Так и влачил он пестрый груз своих дней, словно впрягшийся в бричку осел. Годы шли, уплывали, замыслы, забрезжив, исчезали — ничего не удавалось доделать до конца. Сам того не замечая, Кристофер превратился в так называемого трепача, вступил в общество болтунов.

Что оно из себя представляет? Это каста художников и артистов, которые ежедневно проводят определенны часы в кафе, курят, пьют мокко и спорят об искусстве путях его развития. Всемудрые, все понимающие, со временем из таких нередко вылупляются критики. Но пока что они еще тешат себя надеждой, что их ждут сияющие вершины: в один прекрасный день они поразят предков гениальным приемом, блистательным трюком. Лиха бед начало: поэту необходимо найти самое хлесткое название, живописец должен натянуть холст на мольберт, сделать кисточкой первый мазок. Мазнуть? А может, лучше брызнуть? Затеваются дискуссии: брызнуть или мазнуть Обстоятельной обработке подвергаются все, кто уж мазнул.

«Да ну его,— морковный кофе. Совершенно исписался. Ты читал его последний роман? Стерильно, жонглирует сюжетами, все на фокусах... Умишко гладенький как задница новорожденного младенца; подтексты, поток сознания — ни сном, ни духом. Я, например, это сделал бы так...» — и несостоявшийся молодой гений излагает свой вариант, которого вовек не напишет, даже не набросает, потому как завербовался в трепачи.

Кристофер за четыре с лишним года не начертил ни одной ноты (а ведь наступала его двадцать восьмая весна), ни одной фразы, хотя за куревом испустил столько интеллектуального дыму, что хватило бы на целые энциклопедические словари и еще бы осталось колбасы накоптить.

Но таков уж был удел молодых искателей того времени, и грешно над ними теперь насмехаться. Что им оставалось делать? Их книги не печатали, на концертах их произведений не исполняли, картины на официальные выставки не принимали. Наиболее предприимчивые увешнали своими полотнами и картонами забор Верманского парка на улице Меркеля под липами (напротив университета). Арендную плату там никто не требовал — сад никому лично не принадлежал, какая-то престарелая фрейлина в незапамятные времена преподнесла его в дар горожанам.

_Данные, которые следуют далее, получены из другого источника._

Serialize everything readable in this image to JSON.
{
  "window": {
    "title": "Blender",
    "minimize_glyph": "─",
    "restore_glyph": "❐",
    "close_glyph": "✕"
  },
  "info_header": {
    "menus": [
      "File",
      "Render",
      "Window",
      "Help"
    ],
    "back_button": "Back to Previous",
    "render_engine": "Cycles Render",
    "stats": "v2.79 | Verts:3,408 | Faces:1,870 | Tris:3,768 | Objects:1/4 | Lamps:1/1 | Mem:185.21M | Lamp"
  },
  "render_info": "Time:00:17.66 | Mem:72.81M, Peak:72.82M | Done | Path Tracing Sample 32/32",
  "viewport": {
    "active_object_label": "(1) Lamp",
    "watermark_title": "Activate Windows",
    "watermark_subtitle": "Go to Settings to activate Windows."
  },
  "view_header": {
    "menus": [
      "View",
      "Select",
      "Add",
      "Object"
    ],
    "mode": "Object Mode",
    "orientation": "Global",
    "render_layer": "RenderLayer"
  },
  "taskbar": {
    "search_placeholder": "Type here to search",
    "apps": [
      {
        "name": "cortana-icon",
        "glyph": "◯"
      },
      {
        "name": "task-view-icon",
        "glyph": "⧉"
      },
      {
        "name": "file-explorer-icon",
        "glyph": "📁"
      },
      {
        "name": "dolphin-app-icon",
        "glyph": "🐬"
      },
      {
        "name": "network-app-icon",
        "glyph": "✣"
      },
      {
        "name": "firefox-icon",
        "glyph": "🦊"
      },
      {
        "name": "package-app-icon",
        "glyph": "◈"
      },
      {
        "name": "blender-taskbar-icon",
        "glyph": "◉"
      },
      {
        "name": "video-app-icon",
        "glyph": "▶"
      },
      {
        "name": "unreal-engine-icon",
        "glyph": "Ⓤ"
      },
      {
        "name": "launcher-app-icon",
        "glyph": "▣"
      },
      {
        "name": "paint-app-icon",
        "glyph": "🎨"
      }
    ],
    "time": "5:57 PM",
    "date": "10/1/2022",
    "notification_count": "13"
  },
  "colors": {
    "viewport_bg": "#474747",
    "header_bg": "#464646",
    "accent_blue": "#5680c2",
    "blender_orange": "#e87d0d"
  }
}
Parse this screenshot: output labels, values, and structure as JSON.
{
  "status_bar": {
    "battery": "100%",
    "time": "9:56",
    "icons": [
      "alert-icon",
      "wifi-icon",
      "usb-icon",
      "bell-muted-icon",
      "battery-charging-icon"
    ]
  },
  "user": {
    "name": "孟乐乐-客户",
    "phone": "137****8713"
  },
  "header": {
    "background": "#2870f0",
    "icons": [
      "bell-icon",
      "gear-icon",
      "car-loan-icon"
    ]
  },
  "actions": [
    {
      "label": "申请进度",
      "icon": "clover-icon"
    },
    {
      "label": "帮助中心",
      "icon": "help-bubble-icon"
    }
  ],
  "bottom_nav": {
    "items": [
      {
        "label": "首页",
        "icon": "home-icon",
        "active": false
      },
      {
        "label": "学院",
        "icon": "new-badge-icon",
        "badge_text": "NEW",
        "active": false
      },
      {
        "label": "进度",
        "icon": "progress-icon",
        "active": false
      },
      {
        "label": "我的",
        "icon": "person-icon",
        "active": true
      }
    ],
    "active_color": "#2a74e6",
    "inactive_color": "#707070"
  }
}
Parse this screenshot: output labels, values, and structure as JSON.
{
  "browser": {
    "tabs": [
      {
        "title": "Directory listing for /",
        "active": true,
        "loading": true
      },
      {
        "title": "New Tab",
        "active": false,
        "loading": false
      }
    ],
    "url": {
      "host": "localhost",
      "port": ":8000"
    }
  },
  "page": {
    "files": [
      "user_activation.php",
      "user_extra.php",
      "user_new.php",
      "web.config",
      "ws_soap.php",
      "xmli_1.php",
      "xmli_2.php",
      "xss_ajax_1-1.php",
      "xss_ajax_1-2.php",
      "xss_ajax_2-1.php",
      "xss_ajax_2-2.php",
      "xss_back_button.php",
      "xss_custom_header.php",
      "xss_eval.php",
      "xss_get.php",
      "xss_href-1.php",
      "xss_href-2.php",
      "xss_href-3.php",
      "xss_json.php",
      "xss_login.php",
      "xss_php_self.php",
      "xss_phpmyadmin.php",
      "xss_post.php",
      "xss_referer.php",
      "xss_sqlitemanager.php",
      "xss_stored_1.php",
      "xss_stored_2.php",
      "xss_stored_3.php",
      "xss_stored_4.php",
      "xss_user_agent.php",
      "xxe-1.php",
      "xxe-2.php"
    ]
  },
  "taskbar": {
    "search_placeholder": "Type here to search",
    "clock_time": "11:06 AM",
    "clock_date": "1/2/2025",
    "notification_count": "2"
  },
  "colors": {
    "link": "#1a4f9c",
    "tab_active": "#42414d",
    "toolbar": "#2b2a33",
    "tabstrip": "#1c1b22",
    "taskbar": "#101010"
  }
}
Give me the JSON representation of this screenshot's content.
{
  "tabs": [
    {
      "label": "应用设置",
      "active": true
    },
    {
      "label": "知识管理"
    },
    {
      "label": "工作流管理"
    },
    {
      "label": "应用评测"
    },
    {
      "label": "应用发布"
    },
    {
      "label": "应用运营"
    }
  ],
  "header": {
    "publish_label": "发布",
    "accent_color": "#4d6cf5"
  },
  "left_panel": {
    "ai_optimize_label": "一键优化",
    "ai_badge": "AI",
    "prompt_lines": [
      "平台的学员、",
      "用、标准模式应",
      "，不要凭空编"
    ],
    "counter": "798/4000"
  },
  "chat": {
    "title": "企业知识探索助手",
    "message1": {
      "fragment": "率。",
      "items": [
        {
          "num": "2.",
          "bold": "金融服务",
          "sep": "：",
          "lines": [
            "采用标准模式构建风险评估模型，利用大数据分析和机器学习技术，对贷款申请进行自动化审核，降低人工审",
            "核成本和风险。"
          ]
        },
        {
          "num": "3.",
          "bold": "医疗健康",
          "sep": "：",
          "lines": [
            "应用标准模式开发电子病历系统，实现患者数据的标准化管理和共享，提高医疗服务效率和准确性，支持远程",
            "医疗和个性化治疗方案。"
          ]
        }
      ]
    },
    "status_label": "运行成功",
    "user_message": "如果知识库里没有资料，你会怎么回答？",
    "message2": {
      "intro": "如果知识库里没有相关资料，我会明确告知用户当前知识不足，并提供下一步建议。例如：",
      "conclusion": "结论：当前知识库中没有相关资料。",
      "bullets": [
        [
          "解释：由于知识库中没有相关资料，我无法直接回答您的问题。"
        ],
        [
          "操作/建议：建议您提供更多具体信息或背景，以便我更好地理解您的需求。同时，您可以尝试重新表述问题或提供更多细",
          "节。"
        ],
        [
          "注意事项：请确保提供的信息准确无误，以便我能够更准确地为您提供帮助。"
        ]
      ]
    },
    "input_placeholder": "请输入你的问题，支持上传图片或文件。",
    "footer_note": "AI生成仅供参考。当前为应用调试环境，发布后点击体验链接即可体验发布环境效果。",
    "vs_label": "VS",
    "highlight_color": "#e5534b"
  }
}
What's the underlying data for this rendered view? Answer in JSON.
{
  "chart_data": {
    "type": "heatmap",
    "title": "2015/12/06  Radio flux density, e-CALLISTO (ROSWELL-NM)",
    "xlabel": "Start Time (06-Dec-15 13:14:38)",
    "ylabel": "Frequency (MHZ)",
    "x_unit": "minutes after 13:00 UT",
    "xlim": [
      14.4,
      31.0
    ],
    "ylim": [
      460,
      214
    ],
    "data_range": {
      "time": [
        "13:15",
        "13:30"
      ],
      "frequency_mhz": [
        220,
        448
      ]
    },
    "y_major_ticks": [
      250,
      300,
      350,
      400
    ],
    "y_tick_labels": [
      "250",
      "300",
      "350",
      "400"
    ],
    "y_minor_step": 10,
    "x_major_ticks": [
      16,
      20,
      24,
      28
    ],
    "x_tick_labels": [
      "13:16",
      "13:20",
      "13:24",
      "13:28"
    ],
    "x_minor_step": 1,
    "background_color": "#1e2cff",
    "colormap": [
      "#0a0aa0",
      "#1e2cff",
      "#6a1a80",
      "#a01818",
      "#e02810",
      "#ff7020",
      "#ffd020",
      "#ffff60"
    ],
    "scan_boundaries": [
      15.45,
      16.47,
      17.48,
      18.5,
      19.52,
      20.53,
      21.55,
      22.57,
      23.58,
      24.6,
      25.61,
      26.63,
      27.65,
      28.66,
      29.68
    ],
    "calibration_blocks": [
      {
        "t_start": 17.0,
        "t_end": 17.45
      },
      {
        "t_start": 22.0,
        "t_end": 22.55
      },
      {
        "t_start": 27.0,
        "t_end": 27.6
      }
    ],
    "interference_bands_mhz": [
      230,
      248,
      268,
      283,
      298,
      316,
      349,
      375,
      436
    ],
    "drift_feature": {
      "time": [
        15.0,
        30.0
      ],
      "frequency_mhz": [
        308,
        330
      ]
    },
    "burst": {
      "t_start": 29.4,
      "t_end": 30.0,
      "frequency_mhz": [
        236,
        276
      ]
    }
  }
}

А разве ребята в испанских шляпах с желтыми шарфами на шее и в лакированных штиблетах на босу ногу не были горожанами?

Полицейские обходили выставку и, если явно голых не обнаруживали, не приставали. Вообще-то они затруднялись сказать точно, что намалевано на картинах, а поэтому быстро успокаивались.

Свободные художники под липами были покладистым пародом, они не задавались и вместе со стражами порядка иногда пропускали по маленькой. С ними можно было поторговаться, так же как на Мариинской у Шмускина. Сколько стоит, например, эта вон картинка? Муж в испанской шляпе запрашивает баснословную сумму. Когда заинтересованный гражданин пугается и хочет дать деру, художник хватает его за пуговицу и сбрасывает с первоначальной цены восемьдесят процентов. А когда несчастный (он ведь спросил просто так, для интересу) в отчаянии показывает кошелек, в котором притаились всего лишь два лата, муж в испанской шляпе скатывает полотно и торжественно объявляет:

— Натюрморт ваш!

Таким манером кое-кому из обывателей достались картины, которые потом после смерти художника несказанно поднялись в цене. Большая часть колоритных полотен Падеги ушла именно этим путем, сам он умер от туберкулеза. А известный книгоиздатель устроил посмертную выставку его произведений. Бизнесмен, оказывается, тихо и терпеливо копил его вещи, кои приобретал на липовой аллее у забора.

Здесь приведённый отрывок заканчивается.